Nächtlicher Großeinsatz der Feuerwehr mit Bindemittel, Besen und Kehrmaschinen: Die Autobahn 7 musste Freitag früh zwischen den Anschlussstellen Bad Bramstedt und Großenaspe ab etwa 4.30 Uhr in Richtung Norden für mehrere Stunden voll gesperrt werden. Dort waren bei einem schweren Lkw-Unfall große Mengen Dieselkraftstoff auf die Fahrbahn gelaufen.

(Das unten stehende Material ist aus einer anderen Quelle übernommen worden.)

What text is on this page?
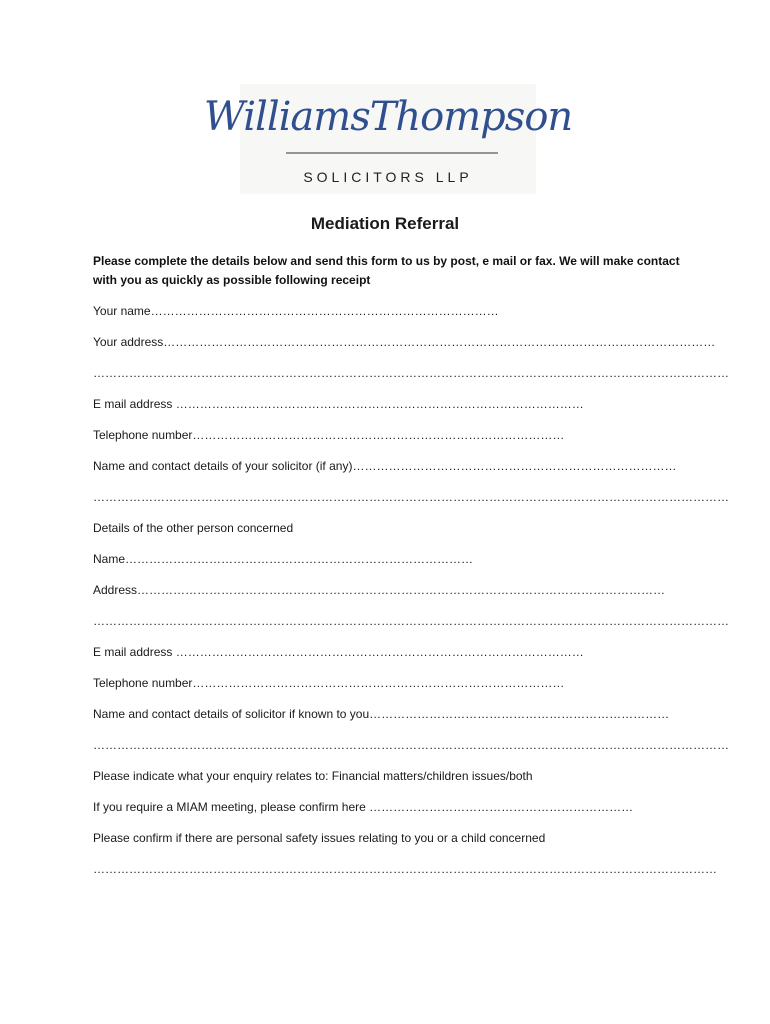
WilliamsThompson
SOLICITORS LLP
Mediation Referral
Please complete the details below and send this form to us by post, e mail or fax. We will make contact with you as quickly as possible following receipt
Your name……………………………………………………………………………
Your address…………………………………………………………………………………………………………………………
……………………………………………………………………………………………………………………………………………
E mail address …………………………………………………………………………………………
Telephone number…………………………………………………………………………………
Name and contact details of your solicitor (if any)………………………………………………………………………
……………………………………………………………………………………………………………………………………………
Details of the other person concerned
Name……………………………………………………………………………
Address……………………………………………………………………………………………………………………
……………………………………………………………………………………………………………………………………………
E mail address …………………………………………………………………………………………
Telephone number…………………………………………………………………………………
Name and contact details of solicitor if known to you…………………………………………………………………
……………………………………………………………………………………………………………………………………………
Please indicate what your enquiry relates to: Financial matters/children issues/both
If you require a MIAM meeting, please confirm here …………………………………………………………
Please confirm if there are personal safety issues relating to you or a child concerned
…………………………………………………………………………………………………………………………………………
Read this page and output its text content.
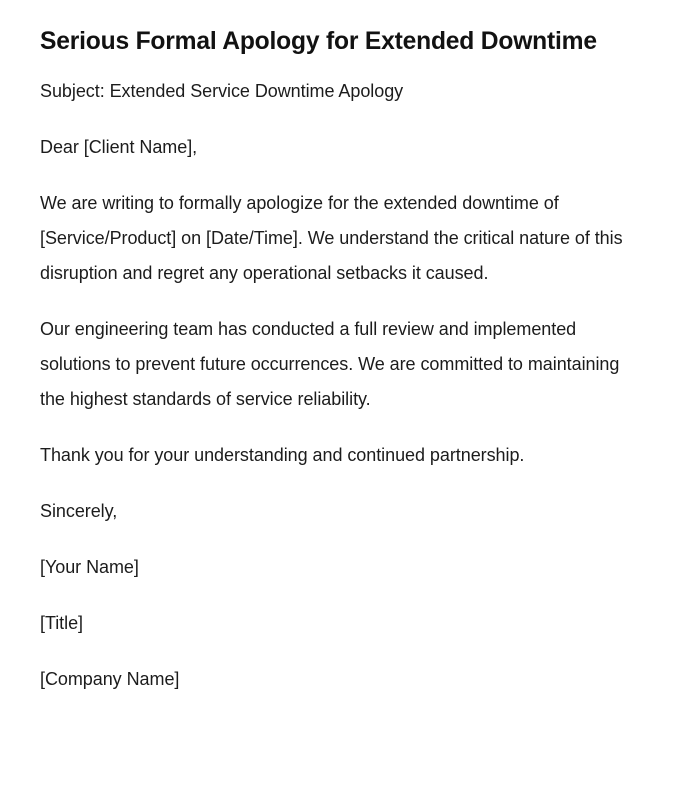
Serious Formal Apology for Extended Downtime

Subject: Extended Service Downtime Apology

Dear [Client Name],

We are writing to formally apologize for the extended downtime of [Service/Product] on [Date/Time]. We understand the critical nature of this disruption and regret any operational setbacks it caused.

Our engineering team has conducted a full review and implemented solutions to prevent future occurrences. We are committed to maintaining the highest standards of service reliability.

Thank you for your understanding and continued partnership.

Sincerely,

[Your Name]

[Title]

[Company Name]
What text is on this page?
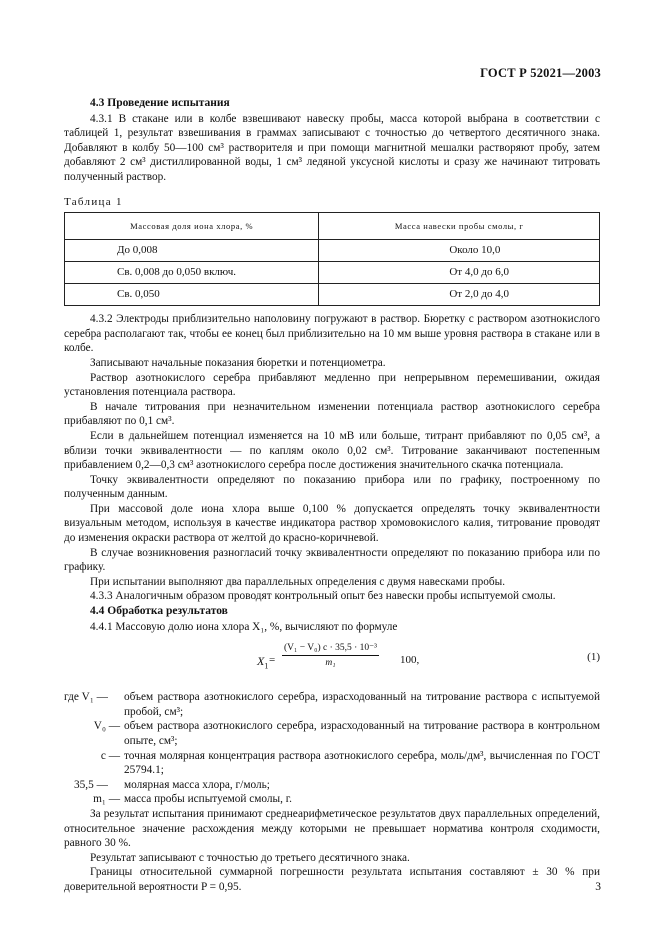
ГОСТ Р 52021—2003
4.3 Проведение испытания

4.3.1 В стакане или в колбе взвешивают навеску пробы, масса которой выбрана в соответствии с таблицей 1, результат взвешивания в граммах записывают с точностью до четвертого десятичного знака. Добавляют в колбу 50—100 см³ растворителя и при помощи магнитной мешалки растворяют пробу, затем добавляют 2 см³ дистиллированной воды, 1 см³ ледяной уксусной кислоты и сразу же начинают титровать полученный раствор.

Таблица 1
Массовая доля иона хлора, %	Масса навески пробы смолы, г
До 0,008	Около 10,0
Св. 0,008 до 0,050 включ.	От 4,0 до 6,0
Св. 0,050	От 2,0 до 4,0

4.3.2 Электроды приблизительно наполовину погружают в раствор. Бюретку с раствором азотнокислого серебра располагают так, чтобы ее конец был приблизительно на 10 мм выше уровня раствора в стакане или в колбе.

Записывают начальные показания бюретки и потенциометра.

Раствор азотнокислого серебра прибавляют медленно при непрерывном перемешивании, ожидая установления потенциала раствора.

В начале титрования при незначительном изменении потенциала раствор азотнокислого серебра прибавляют по 0,1 см³.

Если в дальнейшем потенциал изменяется на 10 мВ или больше, титрант прибавляют по 0,05 см³, а вблизи точки эквивалентности — по каплям около 0,02 см³. Титрование заканчивают постепенным прибавлением 0,2—0,3 см³ азотнокислого серебра после достижения значительного скачка потенциала.

Точку эквивалентности определяют по показанию прибора или по графику, построенному по полученным данным.

При массовой доле иона хлора выше 0,100 % допускается определять точку эквивалентности визуальным методом, используя в качестве индикатора раствор хромовокислого калия, титрование проводят до изменения окраски раствора от желтой до красно-коричневой.

В случае возникновения разногласий точку эквивалентности определяют по показанию прибора или по графику.

При испытании выполняют два параллельных определения с двумя навесками пробы.

4.3.3 Аналогичным образом проводят контрольный опыт без навески пробы испытуемой смолы.

4.4 Обработка результатов

4.4.1 Массовую долю иона хлора X₁, %, вычисляют по формуле

$X_1 = \frac{\text{(V₁ − V₀) c · 35,5 · 10⁻³}}{\text{m₁}} 100$,	(1)
где V₁ —	объем раствора азотнокислого серебра, израсходованный на титрование раствора с испытуемой пробой, см³;
V₀ — объем раствора азотнокислого серебра, израсходованный на титрование раствора в контрольном опыте, см³;
c — точная молярная концентрация раствора азотнокислого серебра, моль/дм³, вычисленная по ГОСТ 25794.1;
35,5 —	молярная масса хлора, г/моль;
m₁ — масса пробы испытуемой смолы, г.

За результат испытания принимают среднеарифметическое результатов двух параллельных определений, относительное значение расхождения между которыми не превышает норматива контроля сходимости, равного 30 %.

Результат записывают с точностью до третьего десятичного знака.

Границы относительной суммарной погрешности результата испытания составляют ± 30 % при доверительной вероятности P = 0,95.	3
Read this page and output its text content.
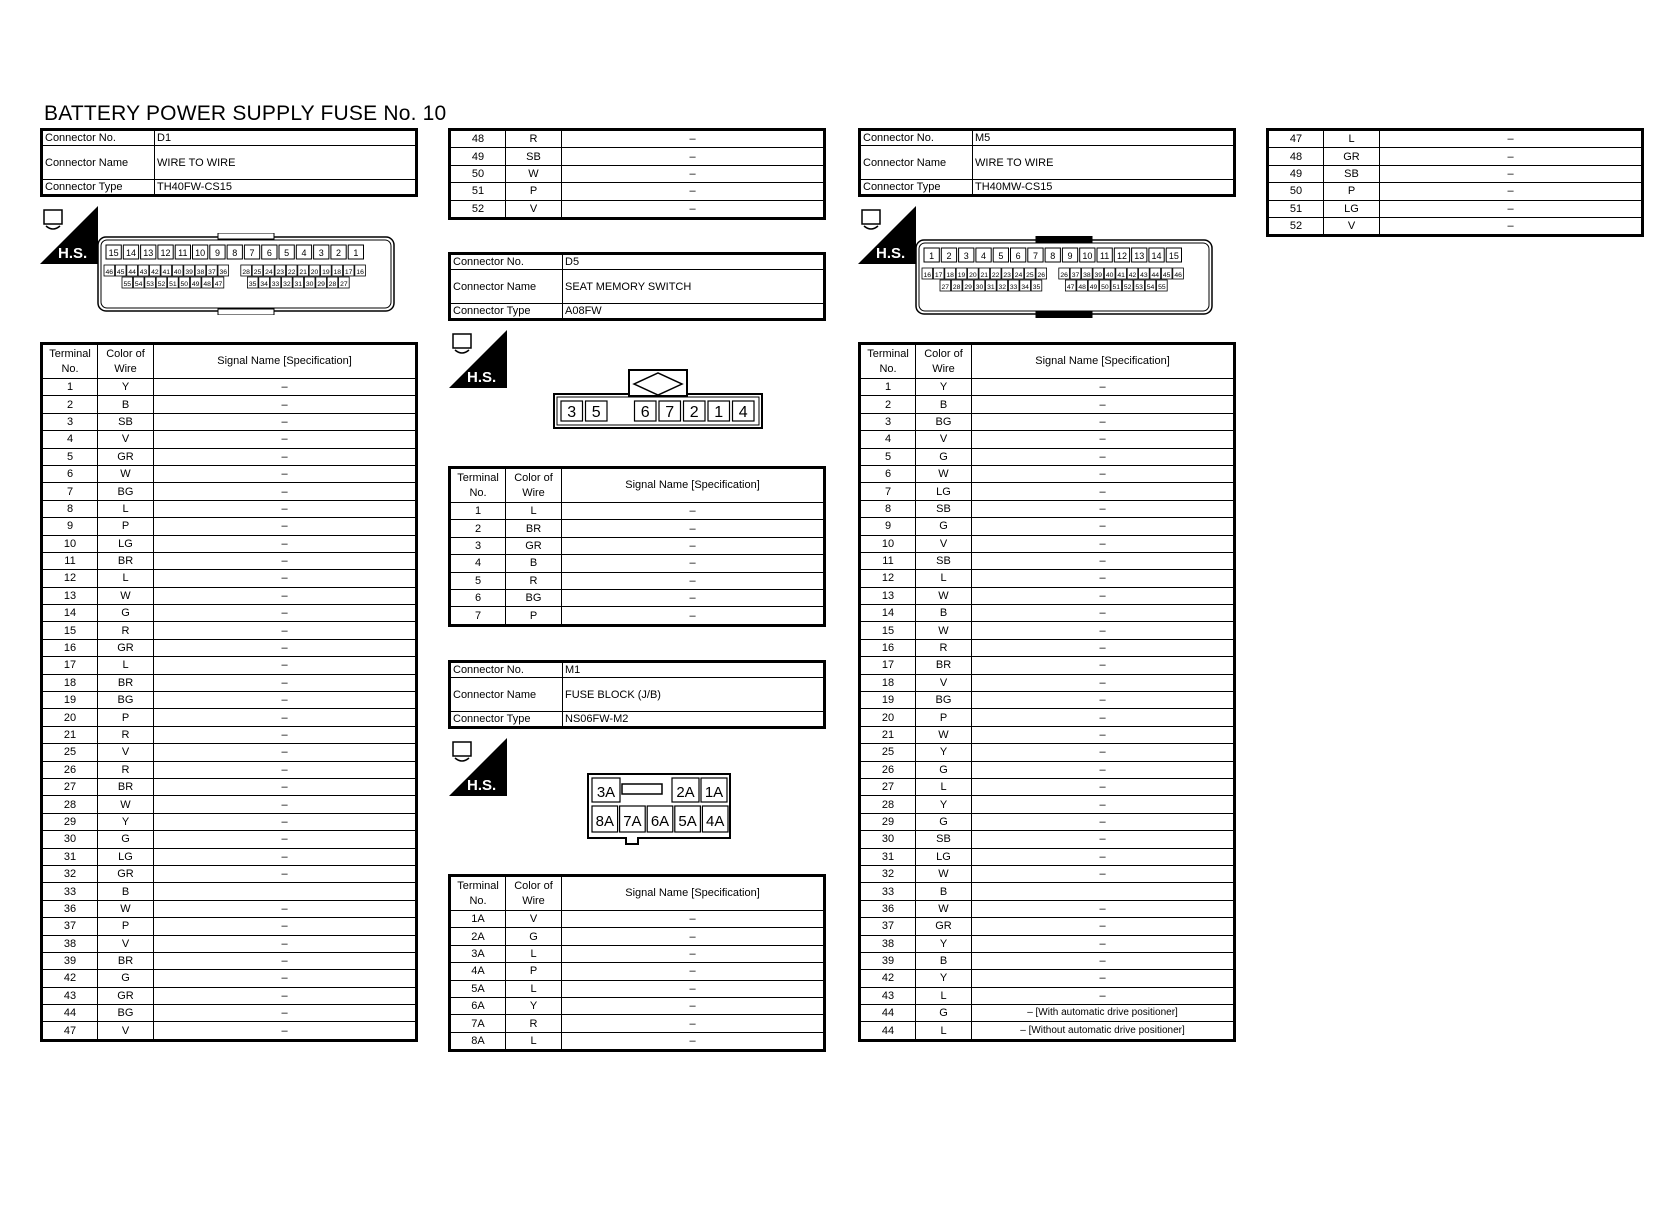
BATTERY POWER SUPPLY FUSE No. 10
Connector No.	D1
Connector Name	WIRE TO WIRE
Connector Type	TH40FW-CS15
H.S. 15 14 13 12 11 10 9 8 7 6 5 4 3 2 1
46 45 44 43 42 41 40 39 38 37 36 28 25 24 23 22 21 20 19 18 17 16
55 54 53 52 51 50 49 48 47	35 34 33 32 31 30 29 28 27
Terminal No.	Color of Wire	Signal Name [Specification]
1	Y	–
2	B	–
3	SB	–
4	V	–
5	GR	–
6	W	–
7	BG	–
8	L	–
9	P	–
10	LG	–
11	BR	–
12	L	–
13	W	–
14	G	–
15	R	–
16	GR	–
17	L	–
18	BR	–
19	BG	–
20	P	–
21	R	–
25	V	–
26	R	–
27	BR	–
28	W	–
29	Y	–
30	G	–
31	LG	–
32	GR	–
33	B	
36	W	–
37	P	–
38	V	–
39	BR	–
42	G	–
43	GR	–
44	BG	–
47	V	–
48	R	–
49	SB	–
50	W	–
51	P	–
52	V	–
Connector No.	D5
Connector Name	SEAT MEMORY SWITCH
Connector Type	A08FW
H.S.
3 5	6 7 2 1 4
Terminal No.	Color of Wire	Signal Name [Specification]
1	L	–
2	BR	–
3	GR	–
4	B	–
5	R	–
6	BG	–
7	P	–
Connector No.	M1
Connector Name	FUSE BLOCK (J/B)
Connector Type	NS06FW-M2
H.S.	3A	2A 1A
8A 7A 6A 5A 4A
Terminal No.	Color of Wire	Signal Name [Specification]
1A	V	–
2A	G	–
3A	L	–
4A	P	–
5A	L	–
6A	Y	–
7A	R	–
8A	L	–
Connector No.	M5
Connector Name	WIRE TO WIRE
Connector Type	TH40MW-CS15
H.S.	1 2 3 4 5 6 7 8 9 10 11 12 13 14 15
16 17 18 19 20 21 22 23 24 25 26 26 37 38 39 40 41 42 43 44 45 46
27 28 29 30 31 32 33 34 35	47 48 49 50 51 52 53 54 55
Terminal No.	Color of Wire	Signal Name [Specification]
1	Y	–
2	B	–
3	BG	–
4	V	–
5	G	–
6	W	–
7	LG	–
8	SB	–
9	G	–
10	V	–
11	SB	–
12	L	–
13	W	–
14	B	–
15	W	–
16	R	–
17	BR	–
18	V	–
19	BG	–
20	P	–
21	W	–
25	Y	–
26	G	–
27	L	–
28	Y	–
29	G	–
30	SB	–
31	LG	–
32	W	–
33	B	
36	W	–
37	GR	–
38	Y	–
39	B	–
42	Y	–
43	L	–
44	G	– [With automatic drive positioner]
44	L	– [Without automatic drive positioner]
47	L	–
48	GR	–
49	SB	–
50	P	–
51	LG	–
52	V	–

Die Feuerwehr Bad Bramstedt rückte an, um die Dieselverschmutzung zu beseitigen. Schon bald mussten die Einsatzkräfte feststellen, dass ihr Vorrat an Bindemittel wohl nicht ausreichen würde. Deshalb wurde noch Verstärkung aus Kaltenkirchen angefordert. Insgesamt wurden 60 Säcke Bindemittel ausgebracht. Dann griffen rund 20 Feuerwehrleute zum Besen, um in einem knapp zweistündigen Kraftakt wenigstens einen Fahrstreifen wieder befahrbar zu machen. Mehr als drei Stunden nach der Kollision konnte der aufgestaute Verkehr schließlich die Unfallstelle passieren. Die Autobahn blieb aber weiter gesperrt, weil der Asphalt noch einer aufwendigen chemischen Reinigung durch eine Spezialfirma unterzogen werden musste.

Seit 11 Uhr ist die Unfallstelle auf der A7 zwischen den Anschlussstellen Bad Bramstedt und Großenaspe wieder frei. Ein Fachmann der zuständigen Wasserbehörde stellte fest, dass ein Bodenaustausch nicht erforderlich ist.